Former General-Secretary of the United Nations, Kofi Annan, said this about the value of literacy to a nation’s progress: “Literacy is a bridge from misery to hope. It is a tool for daily life in modern society. It is a bulwark against poverty, and a building block of development, an essential complement to investments in roads, dams, clinics and factories. Literacy is a platform for democratisation, and a vehicle for the promotion of cultural and national identity. Especially for girls and women, it is an agent of family health and nutrition. For everyone, everywhere, literacy is, along with education in general, a basic human right…. Literacy is, finally, the road to human progress and the means through which every man, woman and child can realise his or her full potential.”

As opportunities open up for Guyanese to exercise new initiatives, design thinking, and solution generation, not only for local but also for international issues, the country must see the road ahead, and prepare the way. A massive bandwidth of possibilities would demand a citizenry that is able, equipped and ready to jump on board with new thinking, new ideas, new projects.
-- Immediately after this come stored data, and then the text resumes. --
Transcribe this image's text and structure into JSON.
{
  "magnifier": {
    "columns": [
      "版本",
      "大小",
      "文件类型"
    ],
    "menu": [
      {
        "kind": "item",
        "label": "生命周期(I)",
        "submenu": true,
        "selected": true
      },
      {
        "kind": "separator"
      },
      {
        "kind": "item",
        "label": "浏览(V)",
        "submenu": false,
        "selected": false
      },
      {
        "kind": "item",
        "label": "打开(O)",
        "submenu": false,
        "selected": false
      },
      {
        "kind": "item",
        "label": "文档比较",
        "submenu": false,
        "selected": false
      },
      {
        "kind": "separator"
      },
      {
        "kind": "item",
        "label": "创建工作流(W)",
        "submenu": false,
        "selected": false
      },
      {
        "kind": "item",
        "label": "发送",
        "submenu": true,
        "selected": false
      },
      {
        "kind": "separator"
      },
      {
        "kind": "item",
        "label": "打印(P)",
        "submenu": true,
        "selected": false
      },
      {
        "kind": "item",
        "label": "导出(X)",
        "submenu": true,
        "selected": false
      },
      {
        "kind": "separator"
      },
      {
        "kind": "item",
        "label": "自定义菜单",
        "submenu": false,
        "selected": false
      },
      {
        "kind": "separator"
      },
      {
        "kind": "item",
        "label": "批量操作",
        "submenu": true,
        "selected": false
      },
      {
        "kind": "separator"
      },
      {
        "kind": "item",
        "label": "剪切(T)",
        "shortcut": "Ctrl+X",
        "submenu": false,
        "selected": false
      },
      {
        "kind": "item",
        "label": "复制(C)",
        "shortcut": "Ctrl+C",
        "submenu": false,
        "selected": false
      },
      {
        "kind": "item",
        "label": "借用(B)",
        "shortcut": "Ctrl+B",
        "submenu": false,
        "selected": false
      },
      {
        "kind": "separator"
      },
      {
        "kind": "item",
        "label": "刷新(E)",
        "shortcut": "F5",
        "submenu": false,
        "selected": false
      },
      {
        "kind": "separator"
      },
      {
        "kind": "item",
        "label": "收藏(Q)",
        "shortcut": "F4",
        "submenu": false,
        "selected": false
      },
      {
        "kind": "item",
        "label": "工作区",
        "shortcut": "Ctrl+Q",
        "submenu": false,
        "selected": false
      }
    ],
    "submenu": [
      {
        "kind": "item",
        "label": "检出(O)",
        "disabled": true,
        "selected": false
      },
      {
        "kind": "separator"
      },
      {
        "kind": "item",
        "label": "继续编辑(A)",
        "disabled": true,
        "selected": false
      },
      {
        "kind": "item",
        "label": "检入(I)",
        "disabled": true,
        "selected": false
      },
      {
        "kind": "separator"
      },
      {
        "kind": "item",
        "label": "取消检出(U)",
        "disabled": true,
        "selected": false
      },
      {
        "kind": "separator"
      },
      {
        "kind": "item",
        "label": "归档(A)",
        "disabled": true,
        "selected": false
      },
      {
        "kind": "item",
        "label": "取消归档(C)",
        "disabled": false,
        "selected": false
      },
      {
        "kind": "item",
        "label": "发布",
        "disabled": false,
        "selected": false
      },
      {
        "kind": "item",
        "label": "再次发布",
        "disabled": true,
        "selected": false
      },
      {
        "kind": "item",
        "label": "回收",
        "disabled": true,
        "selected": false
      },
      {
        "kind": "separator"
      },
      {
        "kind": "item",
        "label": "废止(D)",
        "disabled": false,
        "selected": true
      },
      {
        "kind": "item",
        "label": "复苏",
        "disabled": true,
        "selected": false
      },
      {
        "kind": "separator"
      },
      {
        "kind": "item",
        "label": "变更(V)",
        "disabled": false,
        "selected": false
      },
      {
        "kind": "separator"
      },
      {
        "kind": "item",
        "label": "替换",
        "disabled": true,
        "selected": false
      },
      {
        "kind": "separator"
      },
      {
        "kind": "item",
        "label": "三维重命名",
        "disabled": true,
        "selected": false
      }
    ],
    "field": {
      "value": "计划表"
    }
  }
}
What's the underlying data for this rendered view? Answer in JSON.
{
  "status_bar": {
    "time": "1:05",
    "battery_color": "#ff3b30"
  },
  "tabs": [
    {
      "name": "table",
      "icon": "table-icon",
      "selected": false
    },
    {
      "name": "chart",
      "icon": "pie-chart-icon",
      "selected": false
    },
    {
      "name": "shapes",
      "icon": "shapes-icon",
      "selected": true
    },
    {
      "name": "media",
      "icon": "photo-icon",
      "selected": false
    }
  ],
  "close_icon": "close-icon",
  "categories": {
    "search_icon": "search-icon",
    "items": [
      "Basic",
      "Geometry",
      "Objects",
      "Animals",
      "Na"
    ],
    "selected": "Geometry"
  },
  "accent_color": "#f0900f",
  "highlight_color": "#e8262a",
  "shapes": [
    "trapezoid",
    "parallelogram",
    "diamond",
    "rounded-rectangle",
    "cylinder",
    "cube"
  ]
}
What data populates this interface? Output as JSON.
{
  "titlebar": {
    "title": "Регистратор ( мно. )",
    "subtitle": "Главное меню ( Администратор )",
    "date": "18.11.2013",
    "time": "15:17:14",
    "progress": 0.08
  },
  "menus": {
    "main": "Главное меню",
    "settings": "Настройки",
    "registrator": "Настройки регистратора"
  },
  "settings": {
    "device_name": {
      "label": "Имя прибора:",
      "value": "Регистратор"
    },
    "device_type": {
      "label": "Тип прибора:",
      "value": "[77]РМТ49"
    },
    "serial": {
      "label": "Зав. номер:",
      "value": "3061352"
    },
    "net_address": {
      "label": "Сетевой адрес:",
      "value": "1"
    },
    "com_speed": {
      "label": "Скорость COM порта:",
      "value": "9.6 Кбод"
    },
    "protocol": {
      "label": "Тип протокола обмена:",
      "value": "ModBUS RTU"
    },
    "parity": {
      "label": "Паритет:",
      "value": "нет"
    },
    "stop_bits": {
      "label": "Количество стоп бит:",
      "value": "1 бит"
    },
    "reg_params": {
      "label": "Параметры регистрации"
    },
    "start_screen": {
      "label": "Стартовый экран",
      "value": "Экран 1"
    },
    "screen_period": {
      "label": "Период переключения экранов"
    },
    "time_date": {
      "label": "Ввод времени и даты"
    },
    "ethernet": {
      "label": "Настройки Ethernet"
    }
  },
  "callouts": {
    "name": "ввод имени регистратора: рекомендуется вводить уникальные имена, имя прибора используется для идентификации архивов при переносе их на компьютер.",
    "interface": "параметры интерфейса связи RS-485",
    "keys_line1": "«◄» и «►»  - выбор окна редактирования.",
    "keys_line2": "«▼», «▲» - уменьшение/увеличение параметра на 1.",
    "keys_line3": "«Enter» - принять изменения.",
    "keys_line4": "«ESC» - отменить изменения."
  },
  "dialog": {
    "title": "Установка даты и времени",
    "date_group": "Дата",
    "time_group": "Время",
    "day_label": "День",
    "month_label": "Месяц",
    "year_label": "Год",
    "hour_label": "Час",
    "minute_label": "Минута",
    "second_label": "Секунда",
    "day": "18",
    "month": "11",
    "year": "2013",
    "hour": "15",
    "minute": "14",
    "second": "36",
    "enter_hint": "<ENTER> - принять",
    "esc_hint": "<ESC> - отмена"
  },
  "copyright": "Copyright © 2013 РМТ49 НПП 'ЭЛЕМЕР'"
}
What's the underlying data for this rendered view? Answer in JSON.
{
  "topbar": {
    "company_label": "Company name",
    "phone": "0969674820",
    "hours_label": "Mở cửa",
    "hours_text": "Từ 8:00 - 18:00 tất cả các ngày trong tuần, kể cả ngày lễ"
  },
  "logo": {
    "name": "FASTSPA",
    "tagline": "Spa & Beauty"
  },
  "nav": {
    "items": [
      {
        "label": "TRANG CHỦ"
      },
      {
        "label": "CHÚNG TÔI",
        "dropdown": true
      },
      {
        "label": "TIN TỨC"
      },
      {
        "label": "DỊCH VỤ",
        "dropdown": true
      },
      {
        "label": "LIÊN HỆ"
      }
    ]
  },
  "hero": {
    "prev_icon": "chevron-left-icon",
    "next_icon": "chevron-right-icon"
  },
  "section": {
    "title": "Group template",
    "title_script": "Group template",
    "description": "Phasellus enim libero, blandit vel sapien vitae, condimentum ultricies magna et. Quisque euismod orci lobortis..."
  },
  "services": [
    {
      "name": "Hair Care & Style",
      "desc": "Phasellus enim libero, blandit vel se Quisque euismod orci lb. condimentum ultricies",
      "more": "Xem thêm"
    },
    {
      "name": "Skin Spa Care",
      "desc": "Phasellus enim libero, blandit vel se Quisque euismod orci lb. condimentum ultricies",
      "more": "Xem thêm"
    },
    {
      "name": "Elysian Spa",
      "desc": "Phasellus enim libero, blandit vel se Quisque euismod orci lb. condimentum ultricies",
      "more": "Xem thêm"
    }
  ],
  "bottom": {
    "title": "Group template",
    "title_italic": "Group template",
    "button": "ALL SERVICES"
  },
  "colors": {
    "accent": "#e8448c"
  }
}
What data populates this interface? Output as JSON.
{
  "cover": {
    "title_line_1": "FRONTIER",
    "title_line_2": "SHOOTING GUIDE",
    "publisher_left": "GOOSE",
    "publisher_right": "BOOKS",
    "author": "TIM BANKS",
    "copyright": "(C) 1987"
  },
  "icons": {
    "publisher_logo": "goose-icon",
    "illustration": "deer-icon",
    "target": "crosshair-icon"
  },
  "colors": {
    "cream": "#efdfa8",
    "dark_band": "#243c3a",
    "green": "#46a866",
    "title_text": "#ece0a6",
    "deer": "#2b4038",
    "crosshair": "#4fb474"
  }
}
In fact, Guyana, with its relatively small population, could become a start-up mecca, because higher education would develop Guyanese into world-class thinkers and solution generators, who could brainstorm and mind-map entrepreneurial projects and social innovation solutions and digital businesses that could easily go global. A national focus on literacy, skills training, and tertiary education, for every Guyanese citizen, is possible today, and therefore it must be of utmost concern in the national development strategy.